Tüm bunlarla birlikte Covid–19 küresel salgını bazı eksiklerimizi görmemize yardımcı olabilir mi? sorusu da aklımızın bir köşesinde kalmalı. Turizmde Türkiye’ye rakip olan ülkelerden Portekiz, seyahat acenteleri ve etkinlik organizasyonları için 200 milyon Euro’luk kredi paketi sağlamaktadır. Bu destek İspanya turizm işletmeleri için 4.2 milyar Euro iken, Fransa da 18 milyar Euro’luk “Turizm Destek Paketi” sunmaktadır. Peki, biz neden turizm işletmelerimizi daha zor durumlara itiyoruz? Ayrıca birçok büyük tur operatörü ve seyahat acentesine sahip İngiltere’de Seyahat Derneği’nin (ABTA) açıklamalarına göre; seyahat acenteleri turizm alanında sağlanan destek paketinde yer almamaktadır. Ki bu durum, birçok seyahat acentesinin kapanmasına neden olmaktadır. Dolayısıyla önümüzde böyle olumsuz bir örnek varken, rakiplerimizin çoğu gerekli önlemleri ve iyileştirmeleri yaparken, turizmden daha fazla pay almada önemli bir yere sahip olan seyahat acentelerimizin daha etkin çalışmasına olanak sağlayan iyileştirmeleri neden yapmıyoruz? Örneğin; 1618 sayılı Seyahat Acentaları ve Seyahat Acentaları Birliği Kanununu, acentelerinin faaliyetlerini geliştirmek ve sektörü daha canlı bir hale getirebilmek adına sektörün gerçeklerini değerlendirerek (Üye aidatları, birlik kayıt ücreti, belge devri…) yeni bir yaklaşımla revize etmek mümkün olabilir mi? Bence bu yapılabilir. Öyle ki rezervasyon iptalleri ile başlayan acentelerin haklı veryansınına hep birlikte kulak vermeli, mevcut sorunlara yönelik çözümler yara bandı niteliğinde değil, tedavi edici nitelikte olmalı ve 2023 hedeflerine ulaşmak için omuz omuza çalışmaya devam etmeliyiz.

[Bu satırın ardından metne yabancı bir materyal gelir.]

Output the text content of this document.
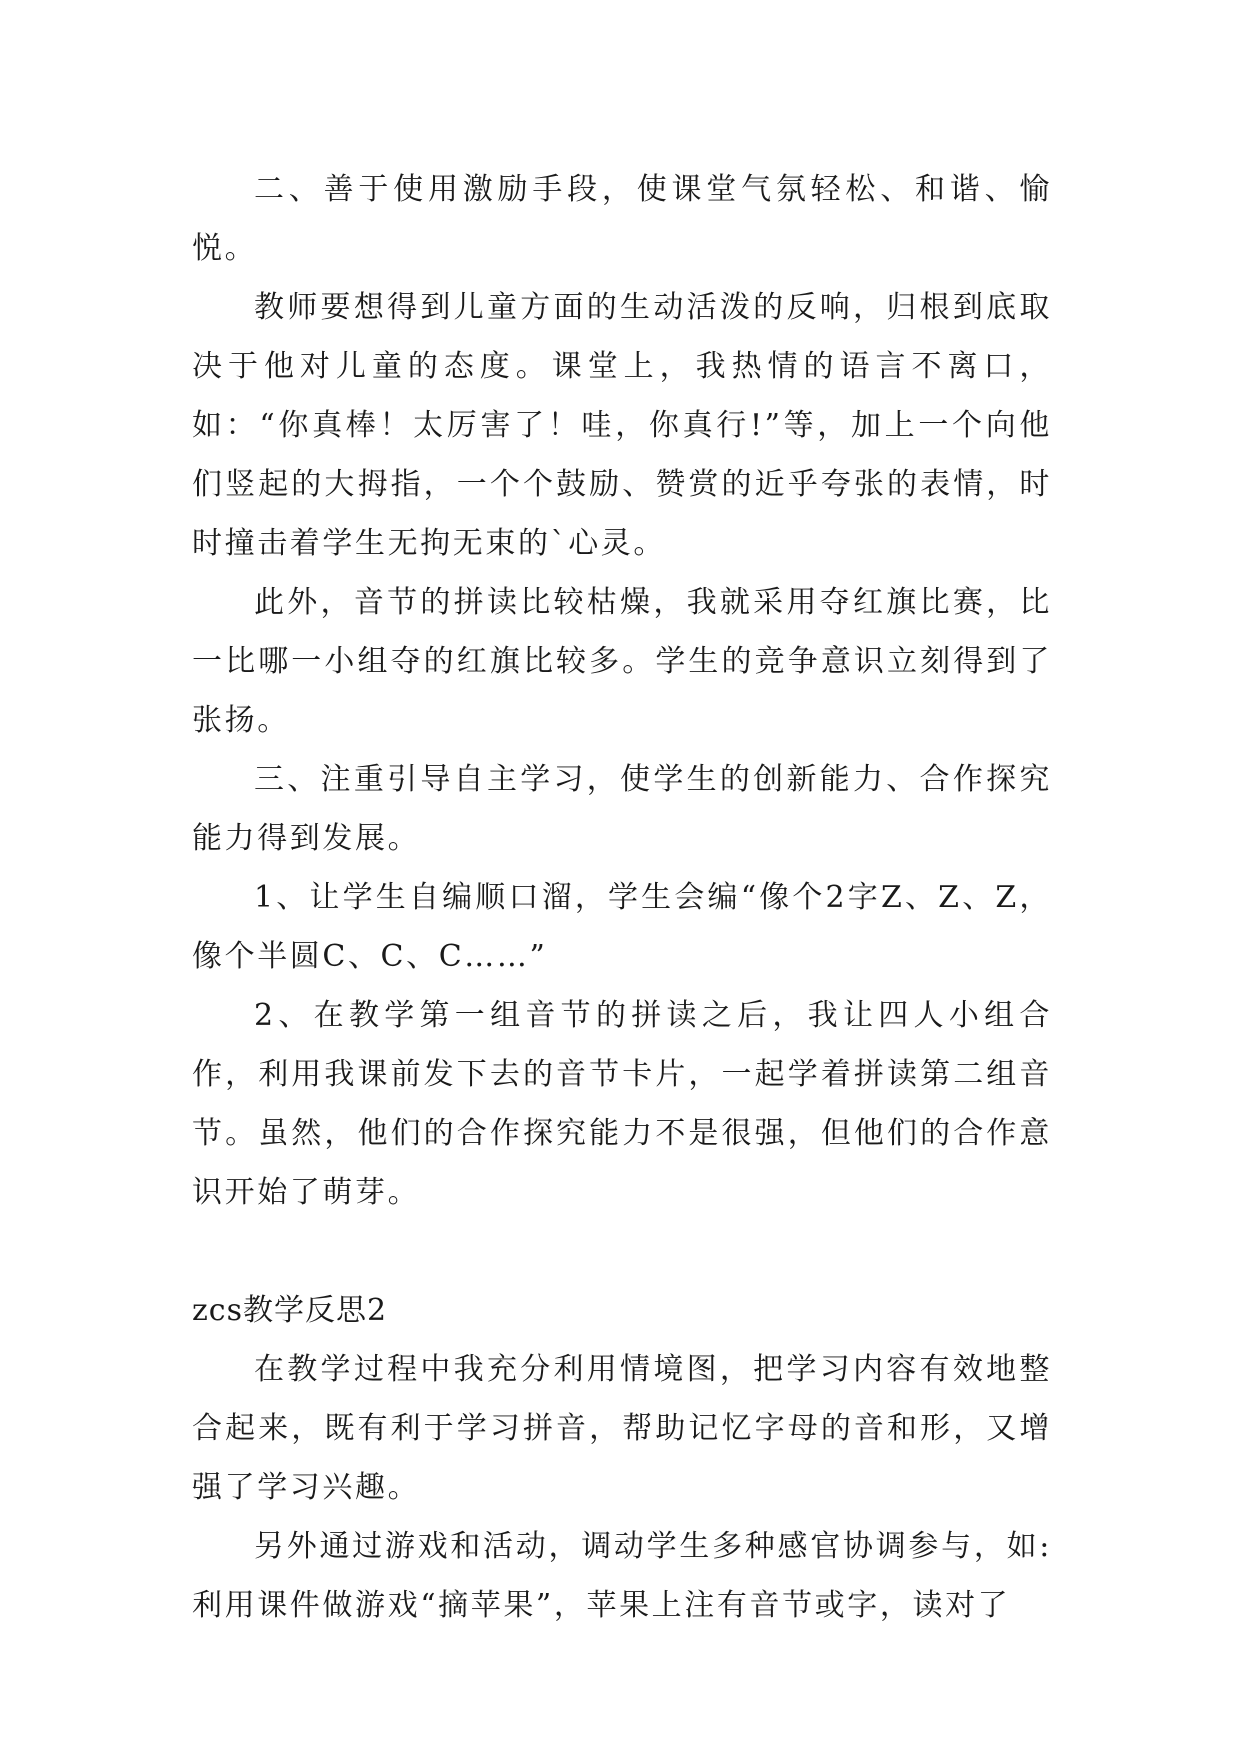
二、善于使用激励手段，使课堂气氛轻松、和谐、愉悦。

教师要想得到儿童方面的生动活泼的反响，归根到底取决于他对儿童的态度。课堂上，我热情的语言不离口，如：“你真棒！太厉害了！哇，你真行!”等，加上一个向他们竖起的大拇指，一个个鼓励、赞赏的近乎夸张的表情，时时撞击着学生无拘无束的`心灵。

此外，音节的拼读比较枯燥，我就采用夺红旗比赛，比一比哪一小组夺的红旗比较多。学生的竞争意识立刻得到了张扬。

三、注重引导自主学习，使学生的创新能力、合作探究能力得到发展。

1、让学生自编顺口溜，学生会编“像个2字Z、Z、Z，像个半圆C、C、C……”

2、在教学第一组音节的拼读之后，我让四人小组合作，利用我课前发下去的音节卡片，一起学着拼读第二组音节。虽然，他们的合作探究能力不是很强，但他们的合作意识开始了萌芽。

zcs教学反思2

在教学过程中我充分利用情境图，把学习内容有效地整合起来，既有利于学习拼音，帮助记忆字母的音和形，又增强了学习兴趣。

另外通过游戏和活动，调动学生多种感官协调参与，如:利用课件做游戏“摘苹果”，苹果上注有音节或字，读对了
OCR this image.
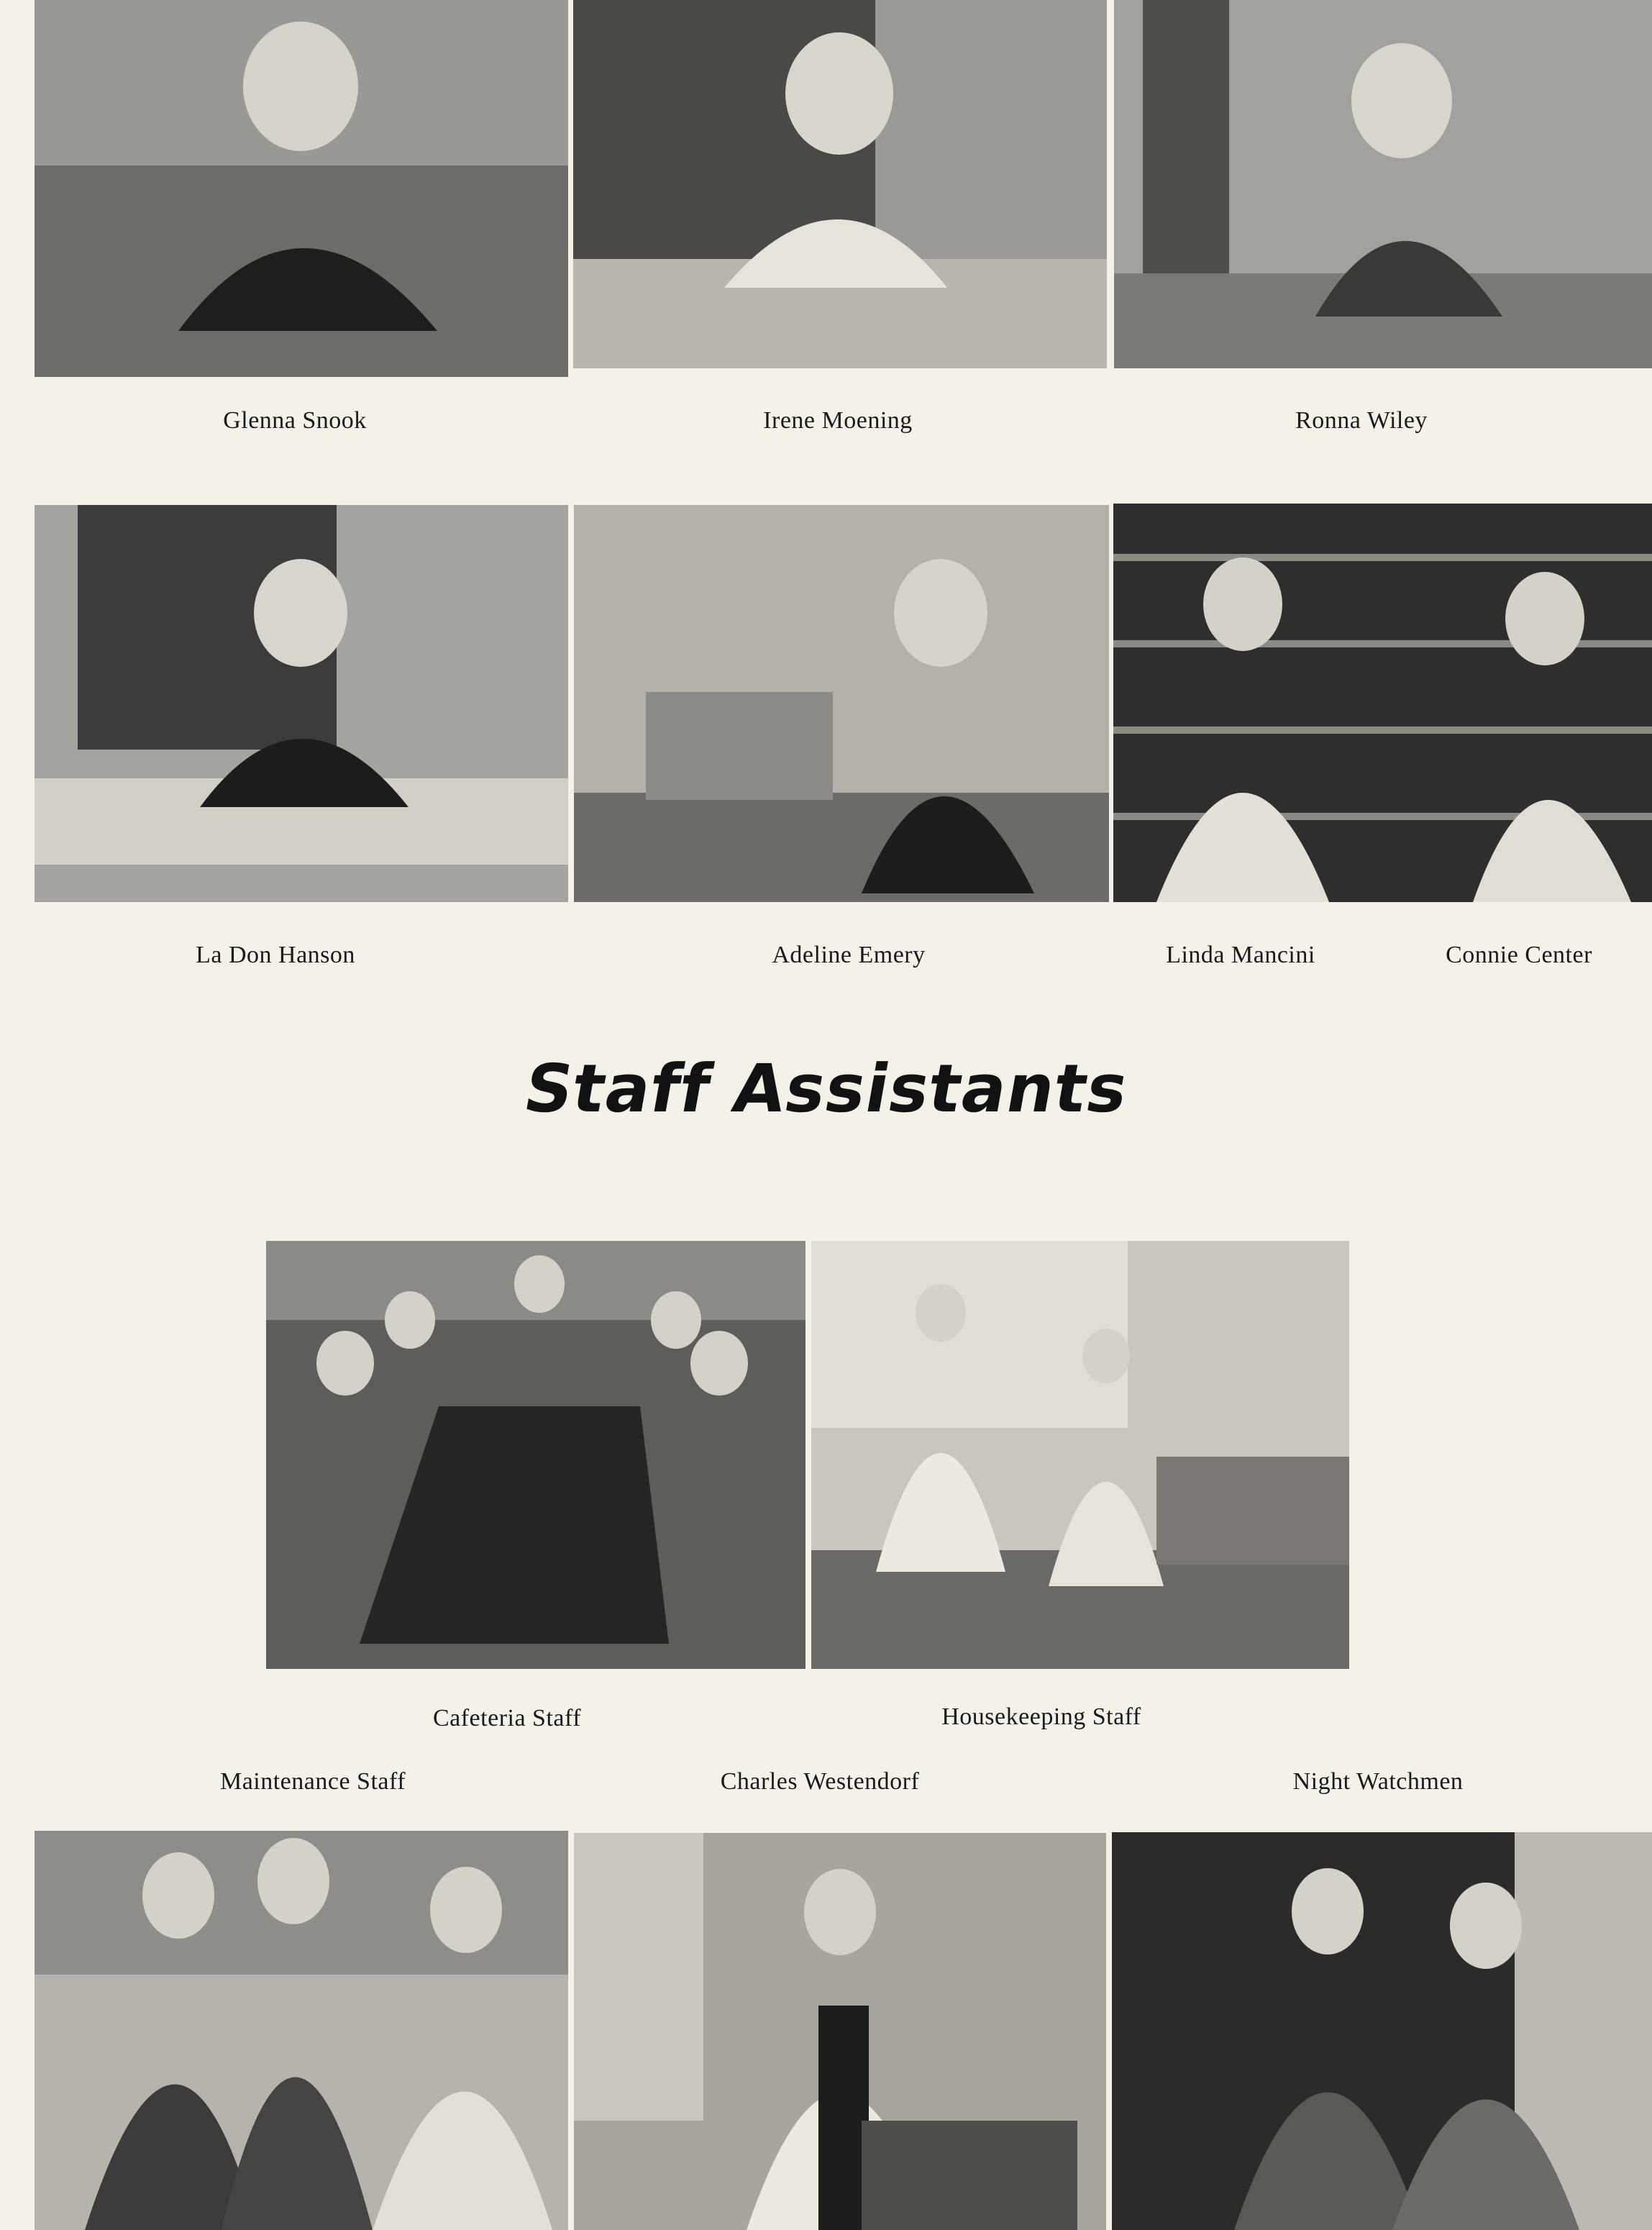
Glenna Snook	Irene Moening	Ronna Wiley
La Don Hanson	Adeline Emery	Linda Mancini	Connie Center
Staff Assistants
Cafeteria Staff	Housekeeping Staff
Maintenance Staff	Charles Westendorf	Night Watchmen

Unutmadan bir de turizm çalışanlarına yönelik aşı konusu var. Şu ana kadar turizm çalışanlarına yönelik aşı programının açıklanmaması oldukça düşündürücüdür. Tabi bu konu ayrıca ele alınması gereken bir konu tabii ki. Ancak turizm çalışanlarının aşı programı ile ilgili ciddi sorunların karşımıza çıkabileceğini belirtip bu konuyu bir sonraki yazımıza bırakalım.
Sağlıklı ve güvenilir turizm günlerinde buluşmak dileğiyle.